Caroline Abrahams, charity director at Age UK said: “This new report shows how chaotic and broken the market for care has become after years of underfunding and the absence of determined Government action to ensure the right workforce is in place.
"The end result is laid bare by the authors – the emergence of care deserts and a deeply worrying lack of nursing home places, in particular, leaving some of our most vulnerable older people high and dry."
She added that the report shows “what an impossible position local authorities are in” as they are supposed to ‘manage’ their local care market, but they lack the levers to do so.
Consequently the burden of funding care is being placed onto older people who fund their own care, who Ms Abrahams, says “are paying through the nose to keep the system afloat. This is deeply unfair”.
Forty-one per cent of older people living in residential care are now self-funders, with 18 per cent of these in the North East and 54 per cent in the South East.
In addition, the report highlights that the vacancy rate for nurses working in social care tripled to 12 per cent between 2012/13 and 2017/18, with the turnover rate now standing at nearly a third of roles.
The study also revealed that despite a slight rise in the total number of care home beds over the last five years, some areas such as Hull have lost over a third of their beds in the last three years.
Incisive Health which compiled the report concludes ‘in 2017, the Competition and Markets Authority (CMA) argued that the market-based approach to social care was unsustainable without additional public sector funding.
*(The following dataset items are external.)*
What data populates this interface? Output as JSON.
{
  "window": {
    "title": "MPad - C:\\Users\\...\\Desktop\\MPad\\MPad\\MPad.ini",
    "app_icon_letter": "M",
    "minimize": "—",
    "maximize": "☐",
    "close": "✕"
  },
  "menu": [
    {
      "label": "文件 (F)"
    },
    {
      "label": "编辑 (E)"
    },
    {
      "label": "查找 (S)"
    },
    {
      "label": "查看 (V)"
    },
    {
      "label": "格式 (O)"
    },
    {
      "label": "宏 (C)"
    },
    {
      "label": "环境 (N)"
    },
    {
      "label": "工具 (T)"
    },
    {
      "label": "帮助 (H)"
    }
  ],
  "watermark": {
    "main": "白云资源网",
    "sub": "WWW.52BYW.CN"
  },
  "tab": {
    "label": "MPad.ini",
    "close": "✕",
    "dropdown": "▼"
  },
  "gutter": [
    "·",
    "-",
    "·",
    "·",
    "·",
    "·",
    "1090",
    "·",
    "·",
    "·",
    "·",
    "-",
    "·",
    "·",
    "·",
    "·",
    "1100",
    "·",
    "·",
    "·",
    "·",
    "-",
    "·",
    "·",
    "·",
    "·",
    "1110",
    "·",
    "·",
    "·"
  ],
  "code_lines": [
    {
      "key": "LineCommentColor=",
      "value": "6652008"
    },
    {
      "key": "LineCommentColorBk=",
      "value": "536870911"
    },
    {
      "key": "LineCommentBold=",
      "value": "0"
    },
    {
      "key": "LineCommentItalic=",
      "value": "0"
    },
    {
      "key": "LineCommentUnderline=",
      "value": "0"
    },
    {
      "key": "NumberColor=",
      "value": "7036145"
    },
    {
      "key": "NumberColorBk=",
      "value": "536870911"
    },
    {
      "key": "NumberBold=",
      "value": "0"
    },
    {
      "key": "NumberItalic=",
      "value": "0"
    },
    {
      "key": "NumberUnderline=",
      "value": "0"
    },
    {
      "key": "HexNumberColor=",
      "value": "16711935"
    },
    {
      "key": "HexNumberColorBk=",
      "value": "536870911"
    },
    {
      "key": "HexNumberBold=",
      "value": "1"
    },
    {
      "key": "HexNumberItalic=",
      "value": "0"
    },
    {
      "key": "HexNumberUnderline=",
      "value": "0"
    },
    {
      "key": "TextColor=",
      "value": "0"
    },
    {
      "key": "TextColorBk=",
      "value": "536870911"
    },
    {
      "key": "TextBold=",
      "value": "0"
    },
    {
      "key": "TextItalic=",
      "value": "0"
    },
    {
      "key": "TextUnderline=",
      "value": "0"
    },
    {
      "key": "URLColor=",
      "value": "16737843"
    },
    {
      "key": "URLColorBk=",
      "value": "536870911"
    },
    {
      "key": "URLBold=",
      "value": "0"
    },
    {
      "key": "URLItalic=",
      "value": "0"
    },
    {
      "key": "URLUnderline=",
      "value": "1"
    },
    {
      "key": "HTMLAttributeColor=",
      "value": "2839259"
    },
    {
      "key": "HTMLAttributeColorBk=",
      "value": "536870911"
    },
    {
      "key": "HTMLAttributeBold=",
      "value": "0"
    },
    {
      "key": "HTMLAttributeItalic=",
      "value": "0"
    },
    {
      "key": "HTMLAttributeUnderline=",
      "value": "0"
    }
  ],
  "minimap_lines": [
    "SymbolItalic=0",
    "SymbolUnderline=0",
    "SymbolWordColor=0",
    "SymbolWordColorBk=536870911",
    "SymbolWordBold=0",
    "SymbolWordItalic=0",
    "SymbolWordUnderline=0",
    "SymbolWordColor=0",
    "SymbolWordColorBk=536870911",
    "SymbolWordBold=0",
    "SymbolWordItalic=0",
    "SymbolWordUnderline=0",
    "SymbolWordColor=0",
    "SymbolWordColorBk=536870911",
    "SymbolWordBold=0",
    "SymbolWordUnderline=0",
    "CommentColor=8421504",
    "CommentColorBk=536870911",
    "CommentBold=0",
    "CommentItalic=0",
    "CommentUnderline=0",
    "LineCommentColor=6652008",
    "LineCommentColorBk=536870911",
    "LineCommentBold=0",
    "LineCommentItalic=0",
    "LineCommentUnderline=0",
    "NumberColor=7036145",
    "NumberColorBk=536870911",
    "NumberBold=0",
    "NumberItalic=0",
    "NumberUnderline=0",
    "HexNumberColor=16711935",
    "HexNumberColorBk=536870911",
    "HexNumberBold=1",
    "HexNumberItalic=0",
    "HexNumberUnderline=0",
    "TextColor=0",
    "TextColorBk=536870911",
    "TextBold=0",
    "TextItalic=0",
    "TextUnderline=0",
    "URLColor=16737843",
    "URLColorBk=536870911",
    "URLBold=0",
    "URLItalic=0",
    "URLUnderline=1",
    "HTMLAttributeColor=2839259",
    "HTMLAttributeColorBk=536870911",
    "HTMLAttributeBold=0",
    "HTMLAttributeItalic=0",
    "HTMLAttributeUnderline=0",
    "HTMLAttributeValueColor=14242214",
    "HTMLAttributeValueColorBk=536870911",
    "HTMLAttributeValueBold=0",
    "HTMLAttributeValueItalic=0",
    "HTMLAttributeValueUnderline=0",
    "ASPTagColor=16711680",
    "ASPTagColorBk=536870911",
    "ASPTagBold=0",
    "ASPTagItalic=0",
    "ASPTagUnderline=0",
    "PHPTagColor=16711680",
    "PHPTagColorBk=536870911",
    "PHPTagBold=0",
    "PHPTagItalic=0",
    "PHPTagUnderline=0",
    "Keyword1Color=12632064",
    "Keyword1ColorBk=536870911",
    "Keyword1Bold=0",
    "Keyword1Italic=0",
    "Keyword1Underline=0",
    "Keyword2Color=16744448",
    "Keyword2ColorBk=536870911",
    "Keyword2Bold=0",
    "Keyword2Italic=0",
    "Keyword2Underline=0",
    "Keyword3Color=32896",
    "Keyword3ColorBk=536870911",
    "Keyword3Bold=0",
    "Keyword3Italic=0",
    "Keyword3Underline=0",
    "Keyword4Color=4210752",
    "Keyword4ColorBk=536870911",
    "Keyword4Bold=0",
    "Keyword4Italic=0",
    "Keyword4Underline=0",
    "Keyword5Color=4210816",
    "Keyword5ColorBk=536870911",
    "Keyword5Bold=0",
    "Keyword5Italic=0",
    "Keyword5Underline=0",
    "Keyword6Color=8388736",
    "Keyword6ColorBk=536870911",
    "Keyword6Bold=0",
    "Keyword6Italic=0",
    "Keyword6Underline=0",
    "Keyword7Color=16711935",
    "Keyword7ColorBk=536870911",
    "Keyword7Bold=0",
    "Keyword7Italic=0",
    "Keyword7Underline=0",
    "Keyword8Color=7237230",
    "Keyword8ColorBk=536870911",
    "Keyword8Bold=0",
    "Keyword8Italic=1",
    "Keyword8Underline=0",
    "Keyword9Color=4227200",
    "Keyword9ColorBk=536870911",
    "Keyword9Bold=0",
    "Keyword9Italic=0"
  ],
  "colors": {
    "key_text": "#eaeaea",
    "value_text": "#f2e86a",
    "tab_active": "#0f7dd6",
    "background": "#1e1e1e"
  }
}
Based on our findings, we can go further: the current model has broken down in some areas of the country and is no longer capable of delivering care to people in need.’
Incisive Health looked at different regions in the UK and found areas such as Guildford where there are a high number of self-funders, there is a good spread of services. However care homes in the South East are more reliant on overseas workers, and so care homes there could be heavily affected by Brexit.
In the South West, there seems to be limited capacity outside of major urban areas. While in Norfolk, services are more evenly distributed but still thinly spread, so some people only have ‘inadequate’ care homes as an option.
Kieran Lucia, account director at Incisive Health, called the social care system “broken” and said: “Despite the best efforts of the dedicated social care workforce, years of political inaction and budget cuts to local authorities have resulted in a system that is no longer capable of delivering care to everyone who needs it.
“Urgent action is needed to stabilise the system and set it on the course to delivering sustainable care in the long-term. The Green Paper cannot come soon enough.”